[PATCH v2 3/3] exec: do unshare_files after de_thread

From: Jeff Layton
Date: Thu Aug 30 2018 - 13:24:31 EST

POSIX mandates that open fds and their associated file locks should be
preserved across an execve. This works, unless the process is
multithreaded at the time that execve is called.

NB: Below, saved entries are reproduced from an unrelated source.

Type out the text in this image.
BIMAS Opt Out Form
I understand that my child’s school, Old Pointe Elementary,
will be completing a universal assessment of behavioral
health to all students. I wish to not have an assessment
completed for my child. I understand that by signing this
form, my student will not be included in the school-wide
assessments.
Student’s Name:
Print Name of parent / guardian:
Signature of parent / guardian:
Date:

In that case, we'll end up unsharing the files_struct but the locks will
still have their fl_owner set to the address of the old one. Eventually,
when the other threads die and the last reference to the old
files_struct is put, any POSIX locks get torn down since it looks like
a close occurred on them.

The result is that all of your open files will be intact with none of
the locks you held before execve. The simple answer to this is "use OFD
locks", but this is a nasty surprise and it violates the spec.

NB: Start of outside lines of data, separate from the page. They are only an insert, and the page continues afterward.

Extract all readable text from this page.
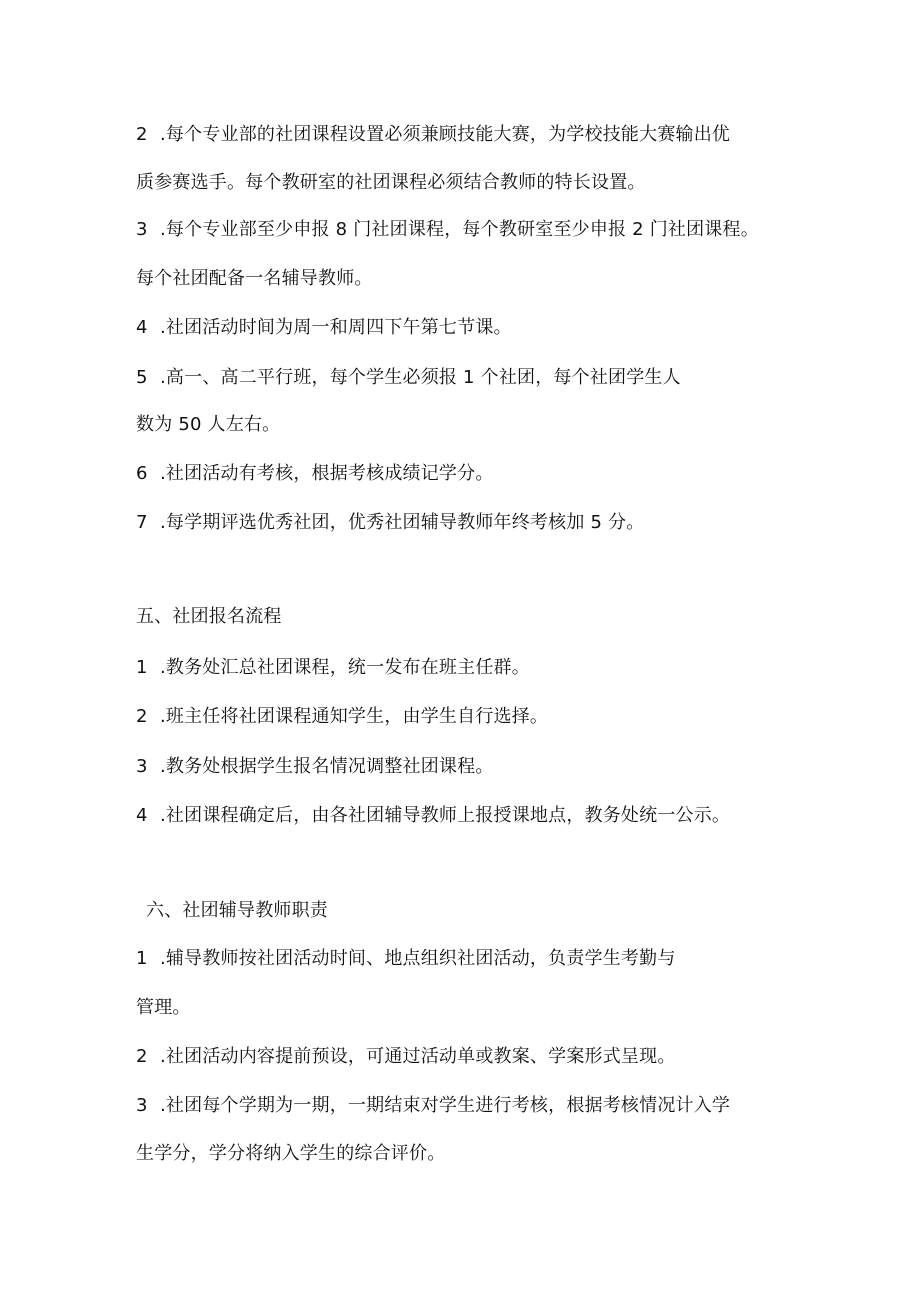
2 .每个专业部的社团课程设置必须兼顾技能大赛，为学校技能大赛输出优
质参赛选手。每个教研室的社团课程必须结合教师的特长设置。
3 .每个专业部至少申报 8 门社团课程，每个教研室至少申报 2 门社团课程。
每个社团配备一名辅导教师。
4 .社团活动时间为周一和周四下午第七节课。
5 .高一、高二平行班，每个学生必须报 1 个社团，每个社团学生人
数为 50 人左右。
6 .社团活动有考核，根据考核成绩记学分。
7 .每学期评选优秀社团，优秀社团辅导教师年终考核加 5 分。
五、社团报名流程
1 .教务处汇总社团课程，统一发布在班主任群。
2 .班主任将社团课程通知学生，由学生自行选择。
3 .教务处根据学生报名情况调整社团课程。
4 .社团课程确定后，由各社团辅导教师上报授课地点，教务处统一公示。
六、社团辅导教师职责
1 .辅导教师按社团活动时间、地点组织社团活动，负责学生考勤与
管理。
2 .社团活动内容提前预设，可通过活动单或教案、学案形式呈现。
3 .社团每个学期为一期，一期结束对学生进行考核，根据考核情况计入学
生学分，学分将纳入学生的综合评价。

Fix this by doing unshare_files later during exec, after we've already
killed off the other threads in the process. This helps ensure that we
only unshare the files_struct during exec when it is truly shared with
other processes.

Note that because the unshare_files call is now done just after
de_thread, we need a mechanism to pass the displaced files_struct back
up to __do_execve_file. This is done via a new displaced_files field
inside the linux_binprm.

Cc: Eric W. Biederman <ebiederm@xxxxxxxxxxxx>
Reported-by: Daniel P. Berrangà <berrange@xxxxxxxxxx>
Signed-off-by: Jeff Layton <jlayton@xxxxxxxxxx>
fs/exec.c | 11 ++++++-----
include/linux/binfmts.h | 1 +
2 files changed, 7 insertions(+), 5 deletions(-)

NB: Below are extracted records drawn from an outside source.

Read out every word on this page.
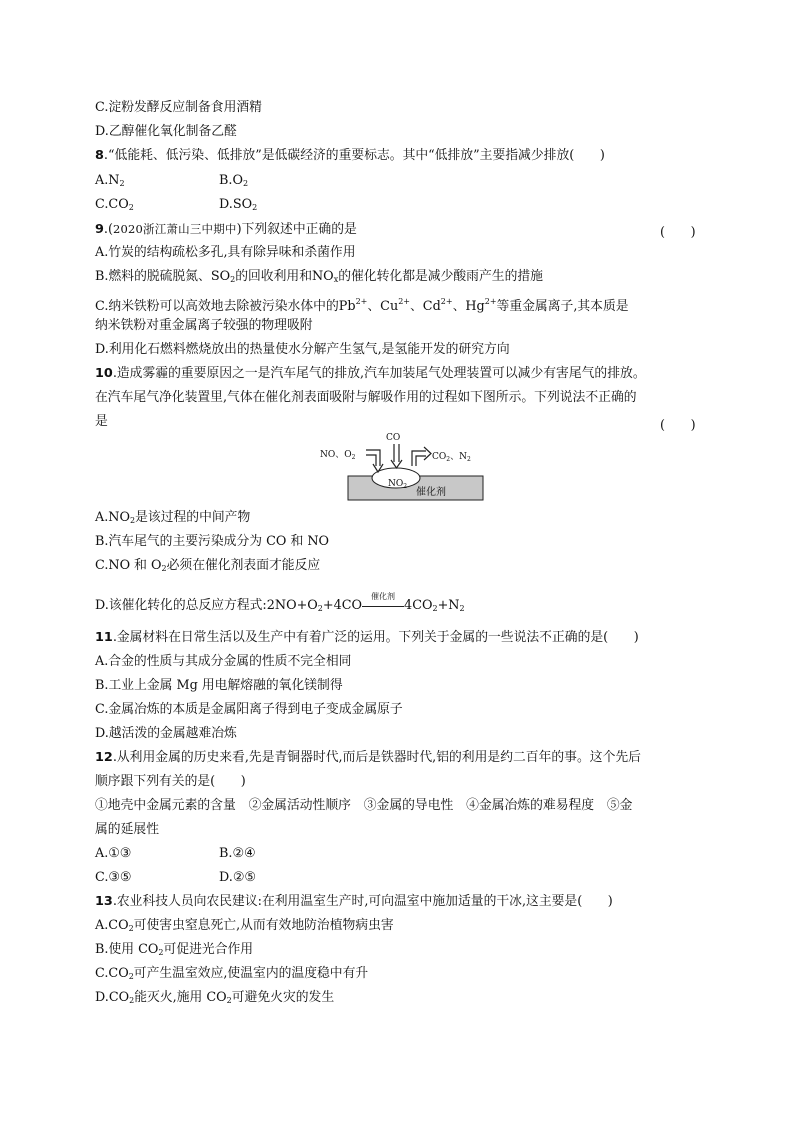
C.淀粉发酵反应制备食用酒精
D.乙醇催化氧化制备乙醛
8.“低能耗、低污染、低排放”是低碳经济的重要标志。其中“低排放”主要指减少排放(　　)
$A.N_2$	$B.O_2$
$C.CO_2$	$D.SO_2$
9.(2020浙江萧山三中期中)下列叙述中正确的是	(　　)
A.竹炭的结构疏松多孔,具有除异味和杀菌作用
B.燃料的脱硫脱氮、$SO_2$的回收利用和$NO_x$的催化转化都是减少酸雨产生的措施
C.纳米铁粉可以高效地去除被污染水体中的$Pb^{2+}$、$Cu^{2+}$、$Cd^{2+}$、$Hg^{2+}$等重金属离子,其本质是
纳米铁粉对重金属离子较强的物理吸附
D.利用化石燃料燃烧放出的热量使水分解产生氢气,是氢能开发的研究方向
10.造成雾霾的重要原因之一是汽车尾气的排放,汽车加装尾气处理装置可以减少有害尾气的排放。
在汽车尾气净化装置里,气体在催化剂表面吸附与解吸作用的过程如下图所示。下列说法不正确的
是	(　　)
催化剂
$NO_2$
NO、$O_2$
CO
$CO_2$、$N_2$
$A.NO_2$是该过程的中间产物
B.汽车尾气的主要污染成分为 CO 和 NO
C.NO 和 $O_2$必须在催化剂表面才能反应
D.该催化转化的总反应方程式$:2NO+O_2+4CO$
催化剂
$4CO_2+N_2$
11.金属材料在日常生活以及生产中有着广泛的运用。下列关于金属的一些说法不正确的是(　　)
A.合金的性质与其成分金属的性质不完全相同
B.工业上金属 Mg 用电解熔融的氧化镁制得
C.金属冶炼的本质是金属阳离子得到电子变成金属原子
D.越活泼的金属越难冶炼
12.从利用金属的历史来看,先是青铜器时代,而后是铁器时代,铝的利用是约二百年的事。这个先后
顺序跟下列有关的是(　　)
①地壳中金属元素的含量　②金属活动性顺序　③金属的导电性　④金属冶炼的难易程度　⑤金
属的延展性
A.①③	B.②④
C.③⑤	D.②⑤
13.农业科技人员向农民建议:在利用温室生产时,可向温室中施加适量的干冰,这主要是(　　)
$A.CO_2$可使害虫窒息死亡,从而有效地防治植物病虫害
B.使用 $CO_2$可促进光合作用
$C.CO_2$可产生温室效应,使温室内的温度稳中有升
$D.CO_2$能灭火,施用 $CO_2$可避免火灾的发生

diff --git a/fs/exec.c b/fs/exec.c
index ca25f805ebad..e32bd1a33660 100644
--- a/fs/exec.c
+++ b/fs/exec.c
@@ -1262,6 +1262,10 @@ int flush_old_exec(struct linux_binprm * bprm)
if (retval)
goto out;

+ retval = unshare_files(&bprm->displaced_files);
+ if (retval)
+ goto out;
* Must be called _before_ exec_mmap() as bprm->mm is
* not visibile until then. This also enables the update
@@ -1713,7 +1717,7 @@ static int __do_execve_file(int fd, struct filename *filename,
char *pathbuf = NULL;
struct linux_binprm *bprm;
- struct files_struct *displaced;
+ struct files_struct *displaced = NULL;
int retval;

if (IS_ERR(filename))
@@ -1735,10 +1739,6 @@ static int __do_execve_file(int fd, struct filename *filename,
* further execve() calls fail. */
current->flags &= ~PF_NPROC_EXCEEDED;

- retval = unshare_files(&displaced);
- if (retval)
- goto out_ret;
retval = -ENOMEM;
bprm = kzalloc(sizeof(*bprm), GFP_KERNEL);
if (!bprm)
@@ -1817,6 +1817,7 @@ static int __do_execve_file(int fd, struct filename *filename,
would_dump(bprm, bprm->file);

retval = exec_binprm(bprm);
+ displaced = bprm->displaced_files;
if (retval < 0)
goto out;

diff --git a/include/linux/binfmts.h b/include/linux/binfmts.h
index c05f24fac4f6..d7ec384bb1b0 100644
--- a/include/linux/binfmts.h
+++ b/include/linux/binfmts.h
@@ -49,6 +49,7 @@ struct linux_binprm {
unsigned int taso:1;
unsigned int recursion_depth; /* only for search_binary_handler() */
+ struct files_struct * displaced_files;
struct file * file;
struct cred *cred; /* new credentials */
int unsafe; /* how unsafe this exec is (mask of LSM_UNSAFE_*) */